Another limitation of this article is the presence of confounding variables, as both the closure technique and material used could be further subdivided into four categories: Simple interrupted suture with both Prolene® and Monocryl® and continuous subcuticular suture with Prolene® and Monocryl® to conclude which of the suture technique or the material used has the biggest advantages and less incidence of complications. This limitation could as well be resolved in another study aimed at comparing all four variables instead of these two.
Continuing with the study limitations, patients who had risk factors that could impact wound healing, such as medications (steroids), decreased immune response (diabetes), or other predisposing risks, were not excluded from this study. Since mean age and gender were similar in both groups and with complications, these two factors should not be mentioned as limitations.
CONCLUSION
This study concludes that Monocryl® absorbable subcuticular suture is superior to Prolene® interrupted suture with simple stitches in terms of pain, cosmetic appearance, patient satisfaction, and reduction of post-surgical carpal tunnel syndrome. Another benefit of using absorbable sutures, is that it eliminates the need for suture removal, which could confer considerable savings to patients and healthcare providers alike.
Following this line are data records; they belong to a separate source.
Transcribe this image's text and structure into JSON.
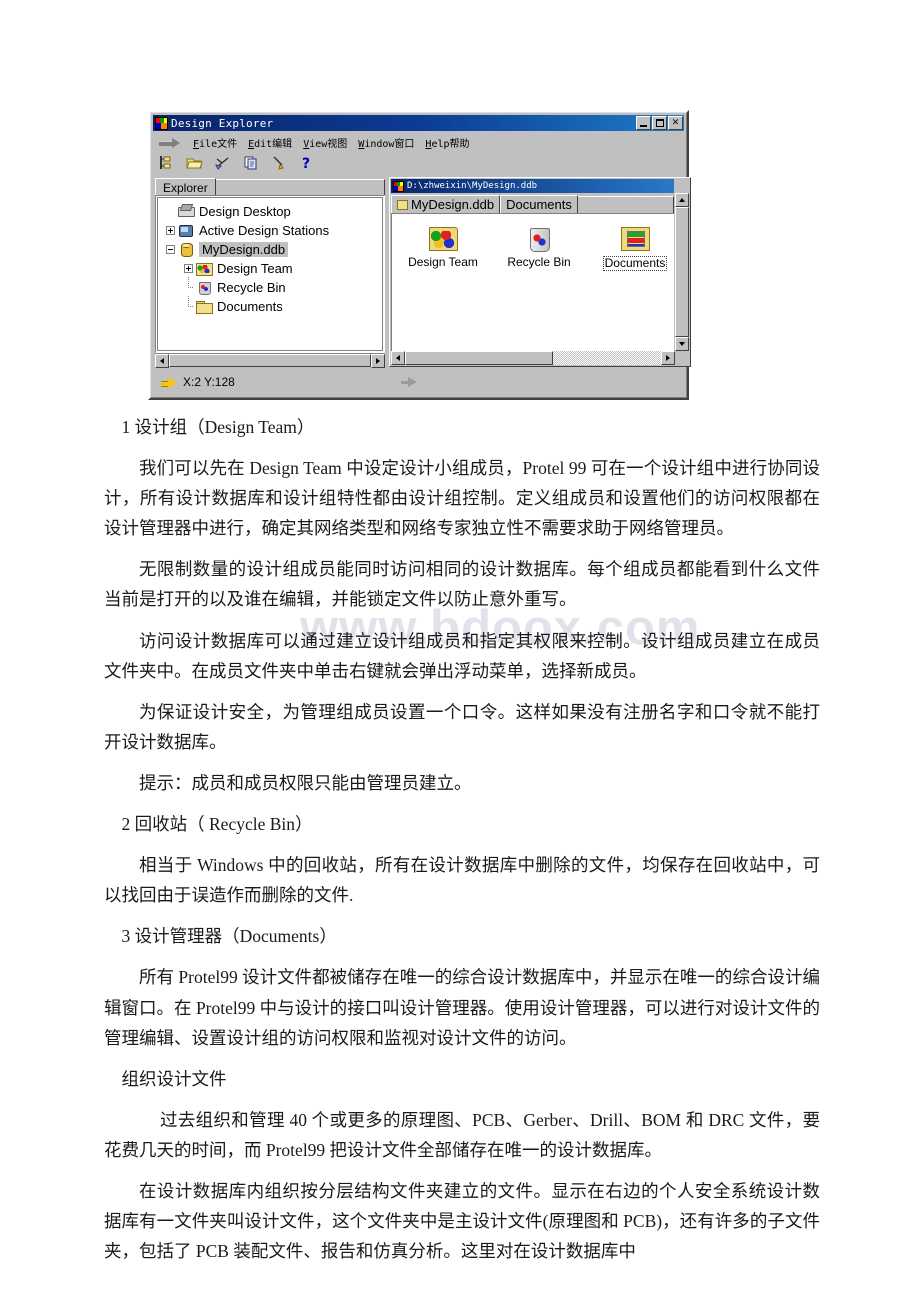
{
  "watermark": "www.bdoox.com",
  "screenshot": {
    "window_title": "Design Explorer",
    "titlebar_icon": "protel-app-icon",
    "window_buttons": [
      {
        "name": "minimize-button",
        "glyph": "_"
      },
      {
        "name": "maximize-button",
        "glyph": "□"
      },
      {
        "name": "close-button",
        "glyph": "X"
      }
    ],
    "menus": [
      {
        "mnemonic": "F",
        "rest": "ile文件"
      },
      {
        "mnemonic": "E",
        "rest": "dit编辑"
      },
      {
        "mnemonic": "V",
        "rest": "iew视图"
      },
      {
        "mnemonic": "W",
        "rest": "indow窗口"
      },
      {
        "mnemonic": "H",
        "rest": "elp帮助"
      }
    ],
    "toolbar": [
      {
        "name": "design-manager-icon",
        "title": "Design Manager"
      },
      {
        "name": "open-folder-icon",
        "title": "Open"
      },
      {
        "name": "cut-scissors-icon",
        "title": "Cut"
      },
      {
        "name": "copy-icon",
        "title": "Copy"
      },
      {
        "name": "paste-icon",
        "title": "Paste"
      },
      {
        "name": "help-question-icon",
        "title": "Help"
      }
    ],
    "explorer_tab": "Explorer",
    "tree": [
      {
        "label": "Design Desktop",
        "icon": "desktop-icon",
        "expander": "none",
        "indent": 0,
        "selected": false
      },
      {
        "label": "Active Design Stations",
        "icon": "station-icon",
        "expander": "plus",
        "indent": 0,
        "selected": false
      },
      {
        "label": "MyDesign.ddb",
        "icon": "ddb-icon",
        "expander": "minus",
        "indent": 0,
        "selected": true
      },
      {
        "label": "Design Team",
        "icon": "team-icon",
        "expander": "plus",
        "indent": 1,
        "selected": false
      },
      {
        "label": "Recycle Bin",
        "icon": "recycle-bin-icon",
        "expander": "stub",
        "indent": 1,
        "selected": false
      },
      {
        "label": "Documents",
        "icon": "folder-icon",
        "expander": "stub",
        "indent": 1,
        "selected": false
      }
    ],
    "mdi": {
      "title": "D:\\zhweixin\\MyDesign.ddb",
      "tabs": [
        {
          "label": "MyDesign.ddb",
          "active": true,
          "has_icon": true
        },
        {
          "label": "Documents",
          "active": false,
          "has_icon": false
        }
      ],
      "items": [
        {
          "label": "Design Team",
          "icon": "design-team-folder-icon",
          "focused": false
        },
        {
          "label": "Recycle Bin",
          "icon": "recycle-bin-icon",
          "focused": false
        },
        {
          "label": "Documents",
          "icon": "documents-folder-icon",
          "focused": true
        }
      ]
    },
    "statusbar": {
      "coords": "X:2 Y:128",
      "left_icon": "yellow-arrow-icon",
      "right_icon": "gray-arrow-icon"
    }
  },
  "document": {
    "paragraphs": [
      {
        "style": "head",
        "text": "1 设计组（Design Team）"
      },
      {
        "style": "indent",
        "text": "我们可以先在 Design Team 中设定设计小组成员，Protel 99 可在一个设计组中进行协同设计，所有设计数据库和设计组特性都由设计组控制。定义组成员和设置他们的访问权限都在设计管理器中进行，确定其网络类型和网络专家独立性不需要求助于网络管理员。"
      },
      {
        "style": "indent",
        "text": "无限制数量的设计组成员能同时访问相同的设计数据库。每个组成员都能看到什么文件当前是打开的以及谁在编辑，并能锁定文件以防止意外重写。"
      },
      {
        "style": "indent",
        "text": "访问设计数据库可以通过建立设计组成员和指定其权限来控制。设计组成员建立在成员文件夹中。在成员文件夹中单击右键就会弹出浮动菜单，选择新成员。"
      },
      {
        "style": "indent",
        "text": "为保证设计安全，为管理组成员设置一个口令。这样如果没有注册名字和口令就不能打开设计数据库。"
      },
      {
        "style": "indent",
        "text": "提示：成员和成员权限只能由管理员建立。"
      },
      {
        "style": "head",
        "text": "2 回收站（ Recycle Bin）"
      },
      {
        "style": "indent",
        "text": "相当于 Windows 中的回收站，所有在设计数据库中删除的文件，均保存在回收站中，可以找回由于误造作而删除的文件."
      },
      {
        "style": "head",
        "text": "3 设计管理器（Documents）"
      },
      {
        "style": "indent",
        "text": "所有 Protel99 设计文件都被储存在唯一的综合设计数据库中，并显示在唯一的综合设计编辑窗口。在 Protel99 中与设计的接口叫设计管理器。使用设计管理器，可以进行对设计文件的管理编辑、设置设计组的访问权限和监视对设计文件的访问。"
      },
      {
        "style": "head",
        "text": "组织设计文件"
      },
      {
        "style": "wide",
        "text": "过去组织和管理 40 个或更多的原理图、PCB、Gerber、Drill、BOM 和 DRC 文件，要花费几天的时间，而 Protel99 把设计文件全部储存在唯一的设计数据库。"
      },
      {
        "style": "indent",
        "text": "在设计数据库内组织按分层结构文件夹建立的文件。显示在右边的个人安全系统设计数据库有一文件夹叫设计文件，这个文件夹中是主设计文件(原理图和 PCB)，还有许多的子文件夹，包括了 PCB 装配文件、报告和仿真分析。这里对在设计数据库中"
      }
    ]
  }
}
As was previously stated in the study limitations, another rigorously-performed, non-inferiority randomized trial that includes economic analysis can be performed to conclude the best choice of sutures material and technique.
AUTHORS’ CONTRIBUTIONS
AG conceived and designed the study, conducted research, and collected and organized data, wrote the initial and corrected draft of the article. MGR and CS provided logistic support, provided research materials and wrote the initial draft of the article. MB and CS conducted research and collected and organized data. FD analyzed and interpreted data and wrote the initial and corrected draft of the article. CM wrote the initial and corrected draft of the article and provided research materials. LCL provided research materials and provided logistic support. All authors have critically reviewed and approved the final draft and are responsible for the manuscript’s content and similarity index.
ETHICAL APPROVAL
This retrospective study did not require ethical approval, following local law statutes.
DECLARATION OF PATIENT CONSENT
The authors certify that they have obtained all appropriate patients consent forms for this study. In the form, the patients have given their consent for their images and other clinical information to be reported in the journal. The patients understand that their names and initials will not be published and due efforts will be made to conceal their identity, but anonymity cannot be guaranteed.
CONFLICTS OF INTEREST
There are no conflicting relationships or activities.
FINANCIAL SUPPORT AND SPONSORSHIP
This study did not receive any specific grant from funding agencies in the public, commercial, or not-for-profit sectors.